Culturas Afetadas: Algodão, Maxixe

A mancha-de-mirotécio, causada por Myrothecium roridum, foi relatada no Brasil pela primeira vez na Índia na cultura do algodoeiro na safra 2003/2004, em áreas de produção nos estados da Bahia, Mato Grosso e Maranhão.

Disseminação - A disseminação p
ode ocorrer via semente. Ocorre de partes infectadas para partes sadias das plantas por meio de respingos das chuvas, orvalho ou irrigação.

Sintomas - Os sintomas da doença ocorrem inicialmente nas folhas e, em seguida, nas brácteas, maçãs, pecíolos e caules, sendo caracterizados por manchas circulares com coloração violeta a avermelhada nas margens e marrom a negras no centro, à medida que evoluem. As lesões podem atingir 3 cm de diâmetro, com áreas translúcidas ao seu redor. Esporodóquios escuros também são observados sobre as lesões, sendo inicialmente arredondados e, à medida que se desenvolvem, tornam-se irregulares, com hifas de coloração branca ao redor.

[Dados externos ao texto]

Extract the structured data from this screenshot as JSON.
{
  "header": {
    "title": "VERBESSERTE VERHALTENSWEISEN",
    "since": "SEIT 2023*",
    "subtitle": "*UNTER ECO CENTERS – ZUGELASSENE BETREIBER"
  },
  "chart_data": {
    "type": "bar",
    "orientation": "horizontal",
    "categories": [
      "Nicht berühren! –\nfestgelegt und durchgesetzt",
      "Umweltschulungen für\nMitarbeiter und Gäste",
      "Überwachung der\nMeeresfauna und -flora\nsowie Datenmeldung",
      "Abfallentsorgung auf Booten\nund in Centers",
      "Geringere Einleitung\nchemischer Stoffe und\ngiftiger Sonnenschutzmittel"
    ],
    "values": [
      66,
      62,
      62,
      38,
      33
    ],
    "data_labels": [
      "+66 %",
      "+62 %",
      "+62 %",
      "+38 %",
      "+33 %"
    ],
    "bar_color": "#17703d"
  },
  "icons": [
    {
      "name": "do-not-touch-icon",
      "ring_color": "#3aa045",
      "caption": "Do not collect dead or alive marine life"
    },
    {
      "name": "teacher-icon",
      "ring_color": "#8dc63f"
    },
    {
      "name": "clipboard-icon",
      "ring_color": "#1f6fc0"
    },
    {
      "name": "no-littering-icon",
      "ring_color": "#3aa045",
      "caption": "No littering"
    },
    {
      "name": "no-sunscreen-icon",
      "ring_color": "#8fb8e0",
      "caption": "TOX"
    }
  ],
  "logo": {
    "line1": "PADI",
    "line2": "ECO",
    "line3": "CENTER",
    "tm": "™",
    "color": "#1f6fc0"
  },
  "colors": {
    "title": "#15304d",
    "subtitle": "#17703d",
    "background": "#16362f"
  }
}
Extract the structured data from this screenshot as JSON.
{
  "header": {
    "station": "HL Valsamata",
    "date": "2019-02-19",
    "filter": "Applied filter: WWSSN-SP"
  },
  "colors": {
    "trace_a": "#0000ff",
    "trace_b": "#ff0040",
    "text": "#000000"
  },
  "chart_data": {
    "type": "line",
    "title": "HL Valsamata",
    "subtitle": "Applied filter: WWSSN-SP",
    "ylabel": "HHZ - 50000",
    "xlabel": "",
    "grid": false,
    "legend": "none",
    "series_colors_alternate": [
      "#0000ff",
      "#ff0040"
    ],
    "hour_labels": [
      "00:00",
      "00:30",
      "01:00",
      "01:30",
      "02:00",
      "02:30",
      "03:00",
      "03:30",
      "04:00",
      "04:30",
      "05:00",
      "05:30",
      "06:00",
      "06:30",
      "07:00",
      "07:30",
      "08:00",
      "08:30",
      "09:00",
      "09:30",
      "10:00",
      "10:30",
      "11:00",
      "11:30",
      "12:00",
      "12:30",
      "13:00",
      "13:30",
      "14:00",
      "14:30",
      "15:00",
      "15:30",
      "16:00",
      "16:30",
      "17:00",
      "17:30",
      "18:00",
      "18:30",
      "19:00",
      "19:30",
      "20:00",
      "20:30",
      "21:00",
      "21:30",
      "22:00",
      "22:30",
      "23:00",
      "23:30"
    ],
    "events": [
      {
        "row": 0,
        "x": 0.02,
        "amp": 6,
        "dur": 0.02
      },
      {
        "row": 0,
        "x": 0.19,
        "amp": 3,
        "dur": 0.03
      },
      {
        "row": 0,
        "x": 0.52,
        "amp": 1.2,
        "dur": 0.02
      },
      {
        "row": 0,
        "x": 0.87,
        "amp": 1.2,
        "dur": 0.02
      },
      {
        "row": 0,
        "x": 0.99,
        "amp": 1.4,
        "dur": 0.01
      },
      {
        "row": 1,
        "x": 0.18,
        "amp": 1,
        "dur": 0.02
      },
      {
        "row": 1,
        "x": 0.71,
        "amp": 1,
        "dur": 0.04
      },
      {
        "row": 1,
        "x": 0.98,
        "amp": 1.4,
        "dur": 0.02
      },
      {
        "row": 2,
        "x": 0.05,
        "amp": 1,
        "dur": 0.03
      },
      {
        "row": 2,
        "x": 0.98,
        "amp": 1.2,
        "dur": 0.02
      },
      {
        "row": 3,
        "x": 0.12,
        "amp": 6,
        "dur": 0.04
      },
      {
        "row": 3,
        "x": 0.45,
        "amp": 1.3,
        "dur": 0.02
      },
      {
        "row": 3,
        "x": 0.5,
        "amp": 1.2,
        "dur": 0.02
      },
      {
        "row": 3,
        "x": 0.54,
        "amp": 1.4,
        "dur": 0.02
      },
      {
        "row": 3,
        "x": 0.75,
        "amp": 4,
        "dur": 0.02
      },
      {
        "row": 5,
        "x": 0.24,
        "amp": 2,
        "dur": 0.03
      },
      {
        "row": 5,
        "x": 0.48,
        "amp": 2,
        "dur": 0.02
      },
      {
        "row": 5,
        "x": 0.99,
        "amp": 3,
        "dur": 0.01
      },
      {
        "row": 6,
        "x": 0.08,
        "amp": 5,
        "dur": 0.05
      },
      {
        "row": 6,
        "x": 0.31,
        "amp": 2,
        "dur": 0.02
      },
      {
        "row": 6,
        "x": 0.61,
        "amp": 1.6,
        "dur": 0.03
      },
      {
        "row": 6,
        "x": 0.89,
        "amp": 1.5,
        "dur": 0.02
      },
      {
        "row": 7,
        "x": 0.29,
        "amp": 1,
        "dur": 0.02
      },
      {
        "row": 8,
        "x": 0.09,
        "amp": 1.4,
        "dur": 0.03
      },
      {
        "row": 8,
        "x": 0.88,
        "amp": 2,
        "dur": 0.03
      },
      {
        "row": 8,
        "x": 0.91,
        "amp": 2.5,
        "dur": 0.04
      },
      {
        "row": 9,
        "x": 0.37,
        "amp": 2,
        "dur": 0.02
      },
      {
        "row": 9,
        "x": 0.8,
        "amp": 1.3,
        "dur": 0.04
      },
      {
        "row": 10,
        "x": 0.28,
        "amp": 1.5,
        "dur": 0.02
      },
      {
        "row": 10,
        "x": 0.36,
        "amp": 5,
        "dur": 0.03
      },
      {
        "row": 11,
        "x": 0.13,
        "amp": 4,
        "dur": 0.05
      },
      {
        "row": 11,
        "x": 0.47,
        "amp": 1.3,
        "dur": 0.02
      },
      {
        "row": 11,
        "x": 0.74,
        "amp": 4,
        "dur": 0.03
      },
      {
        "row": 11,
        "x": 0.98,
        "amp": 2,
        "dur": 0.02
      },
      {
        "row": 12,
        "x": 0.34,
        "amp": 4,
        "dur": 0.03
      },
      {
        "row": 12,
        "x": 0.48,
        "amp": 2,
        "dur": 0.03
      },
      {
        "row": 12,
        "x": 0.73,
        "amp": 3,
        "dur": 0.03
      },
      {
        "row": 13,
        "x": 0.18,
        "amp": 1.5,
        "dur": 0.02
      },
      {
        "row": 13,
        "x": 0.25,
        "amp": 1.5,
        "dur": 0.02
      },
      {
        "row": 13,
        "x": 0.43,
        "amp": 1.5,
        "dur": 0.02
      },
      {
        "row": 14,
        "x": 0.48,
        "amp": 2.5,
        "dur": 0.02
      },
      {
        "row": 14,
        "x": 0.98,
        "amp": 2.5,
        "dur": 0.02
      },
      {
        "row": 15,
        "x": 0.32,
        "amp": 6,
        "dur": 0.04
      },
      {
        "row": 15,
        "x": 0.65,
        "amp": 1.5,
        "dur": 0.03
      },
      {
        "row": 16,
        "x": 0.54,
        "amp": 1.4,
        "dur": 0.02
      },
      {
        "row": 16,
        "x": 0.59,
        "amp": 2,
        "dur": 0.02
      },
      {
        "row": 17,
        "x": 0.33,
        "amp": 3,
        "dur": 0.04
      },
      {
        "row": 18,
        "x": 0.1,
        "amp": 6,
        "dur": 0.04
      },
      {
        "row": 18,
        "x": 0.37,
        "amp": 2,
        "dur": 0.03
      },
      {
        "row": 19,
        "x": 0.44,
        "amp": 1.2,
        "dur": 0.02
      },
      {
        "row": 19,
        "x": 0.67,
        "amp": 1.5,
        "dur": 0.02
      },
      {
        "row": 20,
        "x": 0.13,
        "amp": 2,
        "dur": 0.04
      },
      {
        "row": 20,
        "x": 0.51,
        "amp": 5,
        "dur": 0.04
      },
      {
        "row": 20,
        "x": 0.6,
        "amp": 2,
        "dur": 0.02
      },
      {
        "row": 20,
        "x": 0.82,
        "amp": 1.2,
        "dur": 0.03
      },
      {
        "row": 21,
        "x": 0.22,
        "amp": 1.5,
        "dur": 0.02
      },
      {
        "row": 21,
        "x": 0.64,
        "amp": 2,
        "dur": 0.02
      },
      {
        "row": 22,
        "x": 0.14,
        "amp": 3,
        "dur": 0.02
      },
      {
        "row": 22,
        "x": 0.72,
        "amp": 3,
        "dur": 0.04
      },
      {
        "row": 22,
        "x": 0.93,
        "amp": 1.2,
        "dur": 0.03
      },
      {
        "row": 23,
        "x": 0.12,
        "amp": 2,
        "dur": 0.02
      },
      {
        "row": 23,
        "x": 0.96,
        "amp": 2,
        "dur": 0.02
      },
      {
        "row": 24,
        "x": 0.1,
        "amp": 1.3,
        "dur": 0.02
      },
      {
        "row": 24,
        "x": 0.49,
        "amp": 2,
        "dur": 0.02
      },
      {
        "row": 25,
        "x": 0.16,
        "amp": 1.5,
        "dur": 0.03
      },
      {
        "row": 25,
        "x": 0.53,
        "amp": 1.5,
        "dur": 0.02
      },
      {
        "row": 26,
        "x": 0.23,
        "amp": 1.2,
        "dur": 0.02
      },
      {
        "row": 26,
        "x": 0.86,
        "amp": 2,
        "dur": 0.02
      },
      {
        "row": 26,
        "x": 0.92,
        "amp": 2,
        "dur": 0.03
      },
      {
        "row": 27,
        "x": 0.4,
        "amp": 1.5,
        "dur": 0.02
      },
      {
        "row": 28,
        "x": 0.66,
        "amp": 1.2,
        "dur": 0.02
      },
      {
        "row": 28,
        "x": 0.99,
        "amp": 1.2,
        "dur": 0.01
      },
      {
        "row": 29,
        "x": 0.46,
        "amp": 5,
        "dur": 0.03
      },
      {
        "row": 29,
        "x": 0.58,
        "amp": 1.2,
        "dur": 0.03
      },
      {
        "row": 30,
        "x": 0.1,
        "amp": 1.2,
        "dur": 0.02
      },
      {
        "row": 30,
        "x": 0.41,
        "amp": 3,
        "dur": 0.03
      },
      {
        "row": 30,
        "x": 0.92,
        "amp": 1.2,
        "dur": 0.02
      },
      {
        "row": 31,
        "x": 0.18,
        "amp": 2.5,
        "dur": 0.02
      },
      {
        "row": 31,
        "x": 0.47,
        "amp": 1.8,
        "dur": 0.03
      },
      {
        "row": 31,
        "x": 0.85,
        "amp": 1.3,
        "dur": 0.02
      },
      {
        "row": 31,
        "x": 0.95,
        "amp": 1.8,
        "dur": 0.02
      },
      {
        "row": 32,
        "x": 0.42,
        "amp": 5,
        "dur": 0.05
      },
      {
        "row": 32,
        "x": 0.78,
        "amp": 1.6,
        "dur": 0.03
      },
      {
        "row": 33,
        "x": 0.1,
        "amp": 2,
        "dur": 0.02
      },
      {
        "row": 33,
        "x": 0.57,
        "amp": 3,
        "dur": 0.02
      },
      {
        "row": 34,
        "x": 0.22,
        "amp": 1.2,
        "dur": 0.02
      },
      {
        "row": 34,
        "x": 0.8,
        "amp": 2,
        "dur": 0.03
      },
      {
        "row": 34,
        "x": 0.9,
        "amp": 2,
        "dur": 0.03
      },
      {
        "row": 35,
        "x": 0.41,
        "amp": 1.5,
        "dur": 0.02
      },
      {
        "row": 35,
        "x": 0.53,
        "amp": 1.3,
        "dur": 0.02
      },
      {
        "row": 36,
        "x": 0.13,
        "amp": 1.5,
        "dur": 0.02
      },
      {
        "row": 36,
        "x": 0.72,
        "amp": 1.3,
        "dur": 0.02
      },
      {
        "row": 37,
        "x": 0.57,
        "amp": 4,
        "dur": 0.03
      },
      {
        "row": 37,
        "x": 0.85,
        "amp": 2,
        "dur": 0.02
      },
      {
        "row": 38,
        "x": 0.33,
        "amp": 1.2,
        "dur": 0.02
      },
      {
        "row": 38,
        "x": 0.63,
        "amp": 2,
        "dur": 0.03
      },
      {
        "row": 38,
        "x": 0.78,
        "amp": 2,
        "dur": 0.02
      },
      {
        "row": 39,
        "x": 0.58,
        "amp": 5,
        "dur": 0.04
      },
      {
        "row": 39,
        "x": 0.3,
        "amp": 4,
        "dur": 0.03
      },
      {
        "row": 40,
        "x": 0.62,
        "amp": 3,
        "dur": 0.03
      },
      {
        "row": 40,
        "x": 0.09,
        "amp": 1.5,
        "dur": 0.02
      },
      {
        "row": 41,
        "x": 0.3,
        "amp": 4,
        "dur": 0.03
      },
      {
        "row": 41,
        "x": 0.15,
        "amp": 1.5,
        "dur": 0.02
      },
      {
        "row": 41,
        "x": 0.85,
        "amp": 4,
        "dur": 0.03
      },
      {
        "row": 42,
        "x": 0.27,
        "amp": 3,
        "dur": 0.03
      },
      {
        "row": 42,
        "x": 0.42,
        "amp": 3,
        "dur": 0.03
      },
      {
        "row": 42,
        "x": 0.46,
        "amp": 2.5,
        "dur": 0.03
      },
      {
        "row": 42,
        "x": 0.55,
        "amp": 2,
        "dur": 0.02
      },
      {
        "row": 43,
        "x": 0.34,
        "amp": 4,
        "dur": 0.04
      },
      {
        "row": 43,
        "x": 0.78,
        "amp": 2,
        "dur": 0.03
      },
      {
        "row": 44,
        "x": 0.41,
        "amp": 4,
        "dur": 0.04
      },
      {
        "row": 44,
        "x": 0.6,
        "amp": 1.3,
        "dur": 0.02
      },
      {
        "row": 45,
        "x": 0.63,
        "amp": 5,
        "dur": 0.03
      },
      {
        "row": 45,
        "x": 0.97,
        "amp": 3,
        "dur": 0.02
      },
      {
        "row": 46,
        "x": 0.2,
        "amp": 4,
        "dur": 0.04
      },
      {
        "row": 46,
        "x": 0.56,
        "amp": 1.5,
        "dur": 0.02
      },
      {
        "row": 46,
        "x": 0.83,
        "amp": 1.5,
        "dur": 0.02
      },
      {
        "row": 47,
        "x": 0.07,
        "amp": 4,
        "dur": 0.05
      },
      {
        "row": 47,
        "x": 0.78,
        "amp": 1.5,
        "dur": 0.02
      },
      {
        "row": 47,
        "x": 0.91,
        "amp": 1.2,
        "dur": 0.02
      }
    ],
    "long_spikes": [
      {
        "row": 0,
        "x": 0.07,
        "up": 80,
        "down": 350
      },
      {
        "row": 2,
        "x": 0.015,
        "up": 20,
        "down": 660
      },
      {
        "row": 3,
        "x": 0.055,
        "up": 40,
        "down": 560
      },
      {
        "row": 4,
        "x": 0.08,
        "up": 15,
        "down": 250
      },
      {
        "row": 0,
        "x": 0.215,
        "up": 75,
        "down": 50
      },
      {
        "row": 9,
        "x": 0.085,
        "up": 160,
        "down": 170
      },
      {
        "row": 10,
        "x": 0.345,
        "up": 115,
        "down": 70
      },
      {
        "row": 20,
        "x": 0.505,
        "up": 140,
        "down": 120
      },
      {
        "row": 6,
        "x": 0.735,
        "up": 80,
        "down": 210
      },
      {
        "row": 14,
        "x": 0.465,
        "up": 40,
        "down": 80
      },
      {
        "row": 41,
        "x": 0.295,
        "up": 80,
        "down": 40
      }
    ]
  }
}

Etiologia - O agente etiológico da mancha-de-mirotécio é um fungo de solo, saprófita, que sobrevive em restos culturais e pode ser transmitido por sementes. Sua dispersão ocorre de partes infectadas das plantas para as partes sadias, principalmente por meio de respingos de água das chuvas, orvalho ou de irrigação. O fungo é encontrado em regiões de clima temperado e tropical, com uma gama de hospedeiros vasta, que inclui solanáceas e cucurbitáceas.  

 

A mancha-de-mirotécio ocorre com mais frequência em plantas submetidas a algum tipo de estresse. Entretanto, tem-se verificado a ocorrência da doença, em diversas regiões produtoras, mesmo em plantas não submetidas a estresse, embora não haja relatos de perdas na produção na maioria dessas áreas.

Em virtude de a doença ter sido verificada recentemente no Brasil, informações sobre métodos de controle são restritas. Não existem informações sobre a resistência genética à mancha-de-mirotécio em cultivares de algodoeiro e, tampouco, fungicidas químicos registrados para seu controle.

Controle - Fungicidas químicos com ingredientes ativos à base de iprodiona, clorotalonil, tetraconazole, azoxistrobina e clorotalonil mais tiofanato metílico têm sido utilizados no controle da mancha-de-mirotécio. Porém, recomenda-se somente o uso de fungicidas registrados para a cultura.